Esta atmosfera de resgates ir-se-á alterar com a presença dos franceses, primeiro, ingleses e holandeses, depois, a partir do terceiro quartel do século XVI. Até aí, está historicamente comprovado, no cabo Verde e angra de Bezeguiche, os portugueses comerciavam com os jalofos islamizados, e umas léguas abaixo no porto de Recife, aqui viviam os portugueses e os brancos “filhos da terra”. A presença judaica ganhou enorme expressão, são estudos efetuados por Eduardo Costa Dias e José da Silva Horta, todo o comércio no porto de Ale e no porto de Joale. O rio Gâmbia, navegado pelos portugueses desde o século XV, quando foi subido até Cantor por Diogo Gomes, podia navegar-se com navios com 80 a 90 toneladas por 130 léguas. Aqui se contatavam os Mandingas que falavam da cidade de Tombuctu e das feiras de ouro. Francisco Lemos Coelho, que exercia funções em Cabo Verde e conhecia palmo a palmo a costa da Guiné deixou-nos relatos memoráveis desta presença portuguesa no comércio do Gâmbia e da Senegâmbia em geral. A concorrência aos portugueses foi devastadora, tornou-se sumamente difícil o controlo dos navios negreiros saídos para as Américas. Cacheu tinha uma fortificação de pau-a-pique que só veio a ser substituída por uma fortaleza de pedra em 1641 com o governador Gonçalo Gamboa de Ayala, a praça passou a ter capitão-mor, oficiais de justiça e uma guarnição militar. Nem tudo era mantida nas melhores condições, como escreveu Francisco Lemos Coelho em 1669: “Consta a povoação de Cacheu de duas ruas, uma posta ao longo do rio, que chamam a Direita, e outra por detrás, que chamam de Santo António; do princípio está a modo de um bairrozinho, que chamam Vila Fria, em a qual primeira casa é de Sua Majestade em que assiste o capitão-mor, que não tem mais forte, que o nome, está a dita casa com um cerco de mangues que é a muralha, a que chamam tabanca, a casa é de adobes, coberta de palha com um grande terrado em que está a fazenda por amor do fogo, que se chama combete, e semelhante a esta são todas as da povoação, que tem pela banda do mar uma plataforma com camisa de pedra e cal em que está a artilharia que lhe põem capitães-mores…”

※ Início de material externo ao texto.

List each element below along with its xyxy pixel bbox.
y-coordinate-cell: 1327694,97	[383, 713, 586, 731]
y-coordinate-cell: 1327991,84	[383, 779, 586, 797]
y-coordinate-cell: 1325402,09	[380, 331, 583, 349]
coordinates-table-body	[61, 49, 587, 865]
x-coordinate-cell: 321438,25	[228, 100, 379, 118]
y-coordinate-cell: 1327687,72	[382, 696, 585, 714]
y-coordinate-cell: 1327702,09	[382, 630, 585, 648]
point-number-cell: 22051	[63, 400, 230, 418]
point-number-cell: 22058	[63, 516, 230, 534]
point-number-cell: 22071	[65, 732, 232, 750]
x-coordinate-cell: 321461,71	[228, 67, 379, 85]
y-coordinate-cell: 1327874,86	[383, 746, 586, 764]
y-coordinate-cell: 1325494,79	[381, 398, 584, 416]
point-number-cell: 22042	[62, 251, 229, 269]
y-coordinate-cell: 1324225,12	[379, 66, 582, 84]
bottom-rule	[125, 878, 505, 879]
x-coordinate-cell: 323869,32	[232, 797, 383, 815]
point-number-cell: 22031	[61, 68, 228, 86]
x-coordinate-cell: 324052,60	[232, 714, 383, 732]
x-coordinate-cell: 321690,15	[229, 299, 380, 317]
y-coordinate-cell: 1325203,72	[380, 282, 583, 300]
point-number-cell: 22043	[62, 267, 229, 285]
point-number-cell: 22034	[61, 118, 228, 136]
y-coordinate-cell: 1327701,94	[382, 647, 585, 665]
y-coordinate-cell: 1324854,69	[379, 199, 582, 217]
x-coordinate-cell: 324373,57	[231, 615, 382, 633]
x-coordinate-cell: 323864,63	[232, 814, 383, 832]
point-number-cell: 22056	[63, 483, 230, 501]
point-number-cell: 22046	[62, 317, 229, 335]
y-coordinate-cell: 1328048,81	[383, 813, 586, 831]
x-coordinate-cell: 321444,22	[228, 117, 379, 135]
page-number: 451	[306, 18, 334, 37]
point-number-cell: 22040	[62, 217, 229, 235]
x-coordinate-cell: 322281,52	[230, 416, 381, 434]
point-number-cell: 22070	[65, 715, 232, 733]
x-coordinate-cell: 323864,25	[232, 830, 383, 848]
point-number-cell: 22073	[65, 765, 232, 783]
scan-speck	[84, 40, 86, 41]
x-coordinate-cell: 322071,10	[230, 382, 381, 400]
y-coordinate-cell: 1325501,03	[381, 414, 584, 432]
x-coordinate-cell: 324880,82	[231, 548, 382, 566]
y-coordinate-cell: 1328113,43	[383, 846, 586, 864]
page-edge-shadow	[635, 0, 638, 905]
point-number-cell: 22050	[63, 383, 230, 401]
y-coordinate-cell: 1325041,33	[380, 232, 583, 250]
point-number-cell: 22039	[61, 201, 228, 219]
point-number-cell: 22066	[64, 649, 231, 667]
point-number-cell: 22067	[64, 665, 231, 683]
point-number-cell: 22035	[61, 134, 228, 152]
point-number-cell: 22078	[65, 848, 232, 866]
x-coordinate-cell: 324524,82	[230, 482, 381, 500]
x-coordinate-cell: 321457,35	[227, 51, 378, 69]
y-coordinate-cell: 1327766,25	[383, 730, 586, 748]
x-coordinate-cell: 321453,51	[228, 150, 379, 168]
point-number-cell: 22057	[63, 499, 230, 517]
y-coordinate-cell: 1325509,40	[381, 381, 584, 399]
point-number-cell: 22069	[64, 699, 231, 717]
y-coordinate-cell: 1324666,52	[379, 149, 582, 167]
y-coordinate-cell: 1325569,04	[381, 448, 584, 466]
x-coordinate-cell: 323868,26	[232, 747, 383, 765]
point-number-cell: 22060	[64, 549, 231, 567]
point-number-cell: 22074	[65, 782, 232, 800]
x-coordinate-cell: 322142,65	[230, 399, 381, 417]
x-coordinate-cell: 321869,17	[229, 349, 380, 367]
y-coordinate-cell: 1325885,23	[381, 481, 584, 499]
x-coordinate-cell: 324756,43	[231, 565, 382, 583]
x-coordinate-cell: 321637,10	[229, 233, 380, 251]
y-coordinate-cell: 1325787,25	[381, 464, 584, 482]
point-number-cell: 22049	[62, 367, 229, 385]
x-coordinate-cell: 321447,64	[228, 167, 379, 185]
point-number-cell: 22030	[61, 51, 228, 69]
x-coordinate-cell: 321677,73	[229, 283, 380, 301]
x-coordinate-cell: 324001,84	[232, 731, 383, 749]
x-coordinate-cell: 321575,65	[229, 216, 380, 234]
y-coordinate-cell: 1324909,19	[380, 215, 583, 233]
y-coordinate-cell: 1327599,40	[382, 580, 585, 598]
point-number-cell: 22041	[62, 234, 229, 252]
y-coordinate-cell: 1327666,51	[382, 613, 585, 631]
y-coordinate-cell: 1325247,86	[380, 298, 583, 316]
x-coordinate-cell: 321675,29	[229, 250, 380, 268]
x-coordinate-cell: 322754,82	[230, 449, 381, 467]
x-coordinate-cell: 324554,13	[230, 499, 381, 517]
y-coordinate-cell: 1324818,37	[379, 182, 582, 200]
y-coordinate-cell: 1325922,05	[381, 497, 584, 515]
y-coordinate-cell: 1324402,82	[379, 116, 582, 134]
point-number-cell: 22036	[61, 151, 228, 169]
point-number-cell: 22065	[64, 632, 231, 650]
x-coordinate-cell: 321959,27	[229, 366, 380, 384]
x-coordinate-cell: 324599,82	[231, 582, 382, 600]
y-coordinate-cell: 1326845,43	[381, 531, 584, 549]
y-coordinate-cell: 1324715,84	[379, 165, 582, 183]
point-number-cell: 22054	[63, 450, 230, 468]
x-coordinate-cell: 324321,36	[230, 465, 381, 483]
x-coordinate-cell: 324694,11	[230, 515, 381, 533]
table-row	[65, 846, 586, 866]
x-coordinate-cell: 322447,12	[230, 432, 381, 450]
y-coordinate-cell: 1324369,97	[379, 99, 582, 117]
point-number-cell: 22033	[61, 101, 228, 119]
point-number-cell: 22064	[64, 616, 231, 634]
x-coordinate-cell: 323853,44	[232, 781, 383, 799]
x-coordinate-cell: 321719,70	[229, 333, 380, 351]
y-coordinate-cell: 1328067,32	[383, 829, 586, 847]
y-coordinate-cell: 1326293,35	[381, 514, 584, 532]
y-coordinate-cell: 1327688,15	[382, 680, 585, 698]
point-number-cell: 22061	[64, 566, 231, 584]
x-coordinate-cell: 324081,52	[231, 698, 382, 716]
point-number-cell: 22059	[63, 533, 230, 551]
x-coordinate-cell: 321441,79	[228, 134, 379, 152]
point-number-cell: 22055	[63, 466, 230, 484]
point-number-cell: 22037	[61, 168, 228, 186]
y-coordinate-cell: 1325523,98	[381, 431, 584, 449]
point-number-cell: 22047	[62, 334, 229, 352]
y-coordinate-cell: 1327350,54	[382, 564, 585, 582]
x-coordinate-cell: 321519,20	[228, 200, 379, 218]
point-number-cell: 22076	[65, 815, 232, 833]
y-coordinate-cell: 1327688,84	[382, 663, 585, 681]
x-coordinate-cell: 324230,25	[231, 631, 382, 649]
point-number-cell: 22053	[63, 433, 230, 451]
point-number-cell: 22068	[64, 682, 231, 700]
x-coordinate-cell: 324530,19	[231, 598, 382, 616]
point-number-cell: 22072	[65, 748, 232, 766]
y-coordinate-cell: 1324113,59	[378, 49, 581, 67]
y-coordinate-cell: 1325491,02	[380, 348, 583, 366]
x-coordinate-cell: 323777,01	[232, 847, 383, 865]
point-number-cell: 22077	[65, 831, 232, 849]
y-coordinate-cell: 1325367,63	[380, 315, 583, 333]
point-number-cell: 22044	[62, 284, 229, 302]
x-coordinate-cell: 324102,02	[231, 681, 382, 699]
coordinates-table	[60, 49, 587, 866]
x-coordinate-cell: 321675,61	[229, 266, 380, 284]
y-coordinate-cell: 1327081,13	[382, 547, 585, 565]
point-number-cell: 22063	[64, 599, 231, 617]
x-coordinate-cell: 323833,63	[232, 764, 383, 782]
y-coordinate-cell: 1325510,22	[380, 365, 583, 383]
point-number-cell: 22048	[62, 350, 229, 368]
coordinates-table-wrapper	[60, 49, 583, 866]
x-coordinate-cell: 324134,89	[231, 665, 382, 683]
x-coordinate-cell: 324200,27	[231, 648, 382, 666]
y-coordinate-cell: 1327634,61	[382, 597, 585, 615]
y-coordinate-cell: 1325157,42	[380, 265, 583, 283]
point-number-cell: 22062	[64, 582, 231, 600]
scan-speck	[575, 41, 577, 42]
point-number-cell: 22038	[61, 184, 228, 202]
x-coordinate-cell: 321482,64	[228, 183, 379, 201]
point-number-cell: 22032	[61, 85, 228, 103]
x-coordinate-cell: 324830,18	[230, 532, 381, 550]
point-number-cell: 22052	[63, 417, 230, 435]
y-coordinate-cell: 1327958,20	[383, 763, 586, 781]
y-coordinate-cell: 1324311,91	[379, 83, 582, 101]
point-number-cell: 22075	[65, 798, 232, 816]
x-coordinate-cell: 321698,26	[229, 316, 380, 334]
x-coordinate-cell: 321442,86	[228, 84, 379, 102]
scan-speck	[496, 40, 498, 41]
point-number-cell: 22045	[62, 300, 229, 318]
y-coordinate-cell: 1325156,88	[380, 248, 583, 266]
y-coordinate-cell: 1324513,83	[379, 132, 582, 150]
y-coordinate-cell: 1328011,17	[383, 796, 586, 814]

Os lançados judeus tinham uma relação especial com a Flandres, dado que certamente ali tinham familiares e amigos expulsos de Portugal no reinado de D. Manuel.
Os lançados em geral acabaram, a partir do final do século XVI, por estar menos ligados aos portugueses. Viviam em núcleos mais ou menos isolados, sem lei, sem justiça e sem religião, estabeleciam relações de convivência com as populações locais, pagavam mais ou menos diretamente o acolhimento e a permissão de comerciar. Com os europeus entabulavam ligações comerciais de acordo mútuo que os tornaram intermediários entre a Europa e regiões dos rios da Guiné e Serra Leoa, tornando-se pontas de lança internacionais, este papel só foi possível desempenhar pela aceitação local e pela fraqueza do poder da Coroa Portuguesa na região.
Cena de uma aguada. Representa um dos variados aspetos do relacionamento entre os europeus e os africanos. Gravura extraída da obra setecentista “Relation du voyage de Mr. De Gennes au Detroit de Magellau”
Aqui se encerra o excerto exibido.